Quand on pense à la Chine, on évoque généralement des images de pandas câlins, de la Grande Muraille et aussi des forêts de bambous.

La forêt de bambous du sud de Sichuan de 120 kilomètres carrés, située dans la ville de Yibin, abrite la plus grande et la plus ancienne forêt de bambous de Chine avec de nombreuses espèces de bambous, un musée du bambou, des sentiers de randonnée, des cascades et des grottes.

La forêt de bambous d’Anji est une autre excellente destination qui a notamment été utilisé comme lieu de tournage pour le légendaire film “Tigre et Dragon“. Visiter une pittoresque forêt de bambous chinois est un excellent moyen de se détendre tout en communiant avec la nature.

Le panda géant est un symbole d’amitié, de paix et d’harmonie dans la culture chinoise et emblématique de la Chine. La plante de bambou est l’une des principales sources de nourriture du panda. Le panda et le bambou vont de pair, et sans une abondance de bambou, les efforts de conservation du panda en Chine n’auraient pas été aussi fructueux.

L’art de vivre chinois se reflète dans les jardins. Le bambou est un élément indispensable pour un jardin classique chinois. Au 11ème siècle avant notre ère, le roi Zhou en a déjà construit.

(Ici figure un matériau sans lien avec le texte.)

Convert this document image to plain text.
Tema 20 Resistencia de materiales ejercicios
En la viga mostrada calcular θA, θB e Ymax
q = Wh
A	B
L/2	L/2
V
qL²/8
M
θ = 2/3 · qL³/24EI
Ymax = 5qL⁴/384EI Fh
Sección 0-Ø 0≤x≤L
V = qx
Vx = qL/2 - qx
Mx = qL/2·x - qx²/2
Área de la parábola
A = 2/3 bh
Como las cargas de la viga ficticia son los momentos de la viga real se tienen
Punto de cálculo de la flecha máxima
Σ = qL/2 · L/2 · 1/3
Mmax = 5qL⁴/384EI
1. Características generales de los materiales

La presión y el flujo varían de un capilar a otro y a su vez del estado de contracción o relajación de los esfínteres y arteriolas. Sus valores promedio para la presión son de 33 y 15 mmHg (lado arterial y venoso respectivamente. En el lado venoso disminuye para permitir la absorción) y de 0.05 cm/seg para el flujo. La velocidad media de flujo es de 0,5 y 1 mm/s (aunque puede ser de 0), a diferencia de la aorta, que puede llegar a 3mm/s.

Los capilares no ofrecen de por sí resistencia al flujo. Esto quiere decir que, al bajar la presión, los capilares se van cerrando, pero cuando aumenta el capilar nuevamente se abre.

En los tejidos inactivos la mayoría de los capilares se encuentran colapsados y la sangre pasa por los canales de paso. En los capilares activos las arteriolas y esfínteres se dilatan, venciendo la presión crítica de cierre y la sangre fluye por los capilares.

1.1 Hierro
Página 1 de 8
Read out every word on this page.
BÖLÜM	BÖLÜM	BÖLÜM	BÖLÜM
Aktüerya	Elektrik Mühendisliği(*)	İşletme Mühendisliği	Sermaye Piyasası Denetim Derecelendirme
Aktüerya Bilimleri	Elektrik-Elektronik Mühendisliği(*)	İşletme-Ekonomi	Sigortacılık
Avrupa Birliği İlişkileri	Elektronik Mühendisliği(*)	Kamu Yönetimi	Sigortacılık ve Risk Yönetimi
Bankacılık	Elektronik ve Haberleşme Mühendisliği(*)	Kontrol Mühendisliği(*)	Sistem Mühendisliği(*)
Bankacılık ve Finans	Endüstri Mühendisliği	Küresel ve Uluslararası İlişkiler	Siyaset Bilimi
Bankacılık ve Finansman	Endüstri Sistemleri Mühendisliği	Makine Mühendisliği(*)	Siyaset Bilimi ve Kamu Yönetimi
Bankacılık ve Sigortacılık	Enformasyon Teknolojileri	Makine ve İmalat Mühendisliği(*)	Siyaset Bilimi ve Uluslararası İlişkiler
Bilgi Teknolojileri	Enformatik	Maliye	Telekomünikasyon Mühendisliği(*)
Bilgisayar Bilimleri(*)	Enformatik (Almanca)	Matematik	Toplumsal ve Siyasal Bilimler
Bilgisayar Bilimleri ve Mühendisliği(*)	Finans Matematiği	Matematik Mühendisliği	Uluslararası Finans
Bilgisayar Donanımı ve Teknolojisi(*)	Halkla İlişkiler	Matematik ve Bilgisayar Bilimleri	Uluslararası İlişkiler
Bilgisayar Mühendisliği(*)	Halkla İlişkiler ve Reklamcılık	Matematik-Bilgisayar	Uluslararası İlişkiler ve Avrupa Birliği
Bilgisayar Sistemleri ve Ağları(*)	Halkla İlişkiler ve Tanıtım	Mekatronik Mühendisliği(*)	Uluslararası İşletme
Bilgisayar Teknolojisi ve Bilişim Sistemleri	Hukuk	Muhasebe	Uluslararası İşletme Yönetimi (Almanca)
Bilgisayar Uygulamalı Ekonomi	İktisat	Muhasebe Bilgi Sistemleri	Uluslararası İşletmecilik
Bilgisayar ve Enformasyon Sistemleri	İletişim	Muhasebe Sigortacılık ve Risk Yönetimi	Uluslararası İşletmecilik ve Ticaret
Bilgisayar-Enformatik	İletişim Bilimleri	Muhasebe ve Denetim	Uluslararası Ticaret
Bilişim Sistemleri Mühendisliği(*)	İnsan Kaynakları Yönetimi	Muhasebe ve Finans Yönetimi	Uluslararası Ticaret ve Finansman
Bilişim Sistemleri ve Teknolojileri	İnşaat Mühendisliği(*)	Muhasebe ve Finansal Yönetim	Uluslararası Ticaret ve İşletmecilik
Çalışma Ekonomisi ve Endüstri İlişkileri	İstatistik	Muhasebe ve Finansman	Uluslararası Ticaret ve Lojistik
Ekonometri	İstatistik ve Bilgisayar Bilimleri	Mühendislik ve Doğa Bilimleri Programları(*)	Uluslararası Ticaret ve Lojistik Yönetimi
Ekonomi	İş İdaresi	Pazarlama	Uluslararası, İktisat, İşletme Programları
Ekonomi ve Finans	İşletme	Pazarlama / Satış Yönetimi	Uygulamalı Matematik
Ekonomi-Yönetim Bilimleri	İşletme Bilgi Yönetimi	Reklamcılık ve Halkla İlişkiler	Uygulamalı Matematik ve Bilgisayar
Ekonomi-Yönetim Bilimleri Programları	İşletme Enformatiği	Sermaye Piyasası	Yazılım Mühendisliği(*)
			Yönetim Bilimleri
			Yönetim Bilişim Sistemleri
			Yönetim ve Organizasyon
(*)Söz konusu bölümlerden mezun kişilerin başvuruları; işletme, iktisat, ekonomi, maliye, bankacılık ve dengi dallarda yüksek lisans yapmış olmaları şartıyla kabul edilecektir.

L’utilisation du bambou remonte donc au 11ème siècle avant notre ère (Dynastie Zhou). Tout au long de l’histoire de la Chine, le bambou a été utilisé pour créer de la nourriture, des moyens de transport, des armes, des logements, des instruments, des livres etc.

Dans la Chine ancienne, avant l’invention et l’utilisation du papier, les lamelles de bambou étaient utilisées comme support d’écriture pour les documents et les livres. Le chef-d’œuvre de Sunzi, L’art de la guerre, qui remonte au 5ème siècle avant notre ère, a été à l’origine écrit sur du bambou.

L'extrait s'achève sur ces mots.